Review of Agreement begins today
A bid to restore devolution to Northern Ireland with a review of the Good Friday Agreement was getting under way today.
The British and Irish governments will jointly chair the discussions in Belfast which will involve all the parties elected to the Stormont Assembly last November.
The talks could run until Easter and Ulster Secretary Paul Murphy hinted yesterday that if they fail fresh elections could be called by June.
That would be a last ditch effort to change the party representation which emerged after the November elections.
Then, the Rev Ian Paisley’s hard-line Democratic Unionists ended up as the largest party and Sinn Féin outstripped the SDLP for the majority of nationalist support.
As the talks were due to start, US President George W Bush’s new special adviser on Northern Ireland, Mitchell Reiss, was holding a round of discussions with the political parties.
Mr Reiss, who replaces long-running special envoy Richard Haass, is making his first visit to Northern Ireland since being formally confirmed in the post at the weekend.
He is meeting all the local parties before travelling to London and Dublin for discussions with the British and Irish governments.

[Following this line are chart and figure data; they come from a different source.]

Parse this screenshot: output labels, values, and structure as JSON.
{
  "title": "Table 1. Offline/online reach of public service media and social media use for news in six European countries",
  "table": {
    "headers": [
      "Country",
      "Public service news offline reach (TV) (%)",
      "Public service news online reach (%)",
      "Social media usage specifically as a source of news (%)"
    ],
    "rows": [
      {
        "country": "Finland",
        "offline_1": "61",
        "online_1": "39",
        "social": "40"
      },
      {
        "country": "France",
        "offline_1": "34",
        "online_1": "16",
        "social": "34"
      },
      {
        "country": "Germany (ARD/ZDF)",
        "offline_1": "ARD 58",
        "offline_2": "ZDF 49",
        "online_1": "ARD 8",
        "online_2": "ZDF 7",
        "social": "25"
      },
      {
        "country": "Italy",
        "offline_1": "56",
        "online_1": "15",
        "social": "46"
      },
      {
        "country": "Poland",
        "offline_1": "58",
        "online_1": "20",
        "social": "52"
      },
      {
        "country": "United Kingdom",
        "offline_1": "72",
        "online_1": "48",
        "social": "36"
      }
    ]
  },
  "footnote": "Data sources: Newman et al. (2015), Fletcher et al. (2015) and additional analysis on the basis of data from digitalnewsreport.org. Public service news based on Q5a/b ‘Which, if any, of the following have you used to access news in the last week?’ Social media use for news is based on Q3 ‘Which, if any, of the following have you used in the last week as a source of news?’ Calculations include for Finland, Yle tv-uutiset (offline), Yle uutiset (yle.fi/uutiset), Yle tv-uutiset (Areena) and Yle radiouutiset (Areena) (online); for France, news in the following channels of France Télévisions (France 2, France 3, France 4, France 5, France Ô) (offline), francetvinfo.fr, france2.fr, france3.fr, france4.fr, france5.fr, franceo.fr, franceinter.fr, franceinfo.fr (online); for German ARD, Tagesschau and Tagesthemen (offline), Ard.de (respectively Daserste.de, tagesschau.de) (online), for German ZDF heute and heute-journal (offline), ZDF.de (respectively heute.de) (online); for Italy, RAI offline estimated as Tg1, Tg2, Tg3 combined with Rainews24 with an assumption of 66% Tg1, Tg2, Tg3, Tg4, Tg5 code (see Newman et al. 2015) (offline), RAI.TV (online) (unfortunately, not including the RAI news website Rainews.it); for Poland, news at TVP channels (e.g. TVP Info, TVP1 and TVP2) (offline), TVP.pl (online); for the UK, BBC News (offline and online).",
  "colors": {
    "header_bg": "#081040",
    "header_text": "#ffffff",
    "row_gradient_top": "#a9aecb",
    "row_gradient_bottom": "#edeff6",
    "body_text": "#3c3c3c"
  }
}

Inside the review at Stormont, the DUP will propose radical reforms to the Good Friday Agreement.
They want a smaller Assembly, less departments and major changes to the way Northern Ireland is ruled.
And later this week the party is due to publish proposals which could let Sinn Féin join new power-sharing arrangements but prevent them wielding real power until the IRA disarms and stands down.
Its plan, to be given to Tony Blair on Thursday, will involve a system under which power would rest with the 108-strong Assembly as a whole rather than the 12 ministers who governed Northern Ireland before devolution collapsed in October 2002 amid allegations of an IRA spy ring at Stormont.
It would give Gerry Adams’ party a say in how the North is run but prevent Sinn Féin exercising executive power as they did with the education and health portfolios prior to the reintroduction of direct rule.
But Sinn Féin and the SDLP insist the review should not be treated as a renegotiation of the Agreement and that the two governments should make it clear to the DUP that while the Agreement is up for review it is not up for rewriting.
London and Dublin face an uphill struggle to rebuild devolution amid the distrust and suspicion which dogs Northern Ireland politics, but determined to return power to local politicians they will do their best.
Arriving in Belfast last night, Mr Reiss said he was on a “listen and learn” mission, would monitor the progress of the review talks and stand ready to return whenever his presence would be helpful.
He said while there had been an end to widespread terrorist violence there was “understandable frustration that it has not been possible to establish stable devolved government”.
Hitting out at the paramilitary activity that does continue from both republicans and loyalists, he said it “ruins people’s lives and harms Northern Ireland’s reputation – all this must stop”.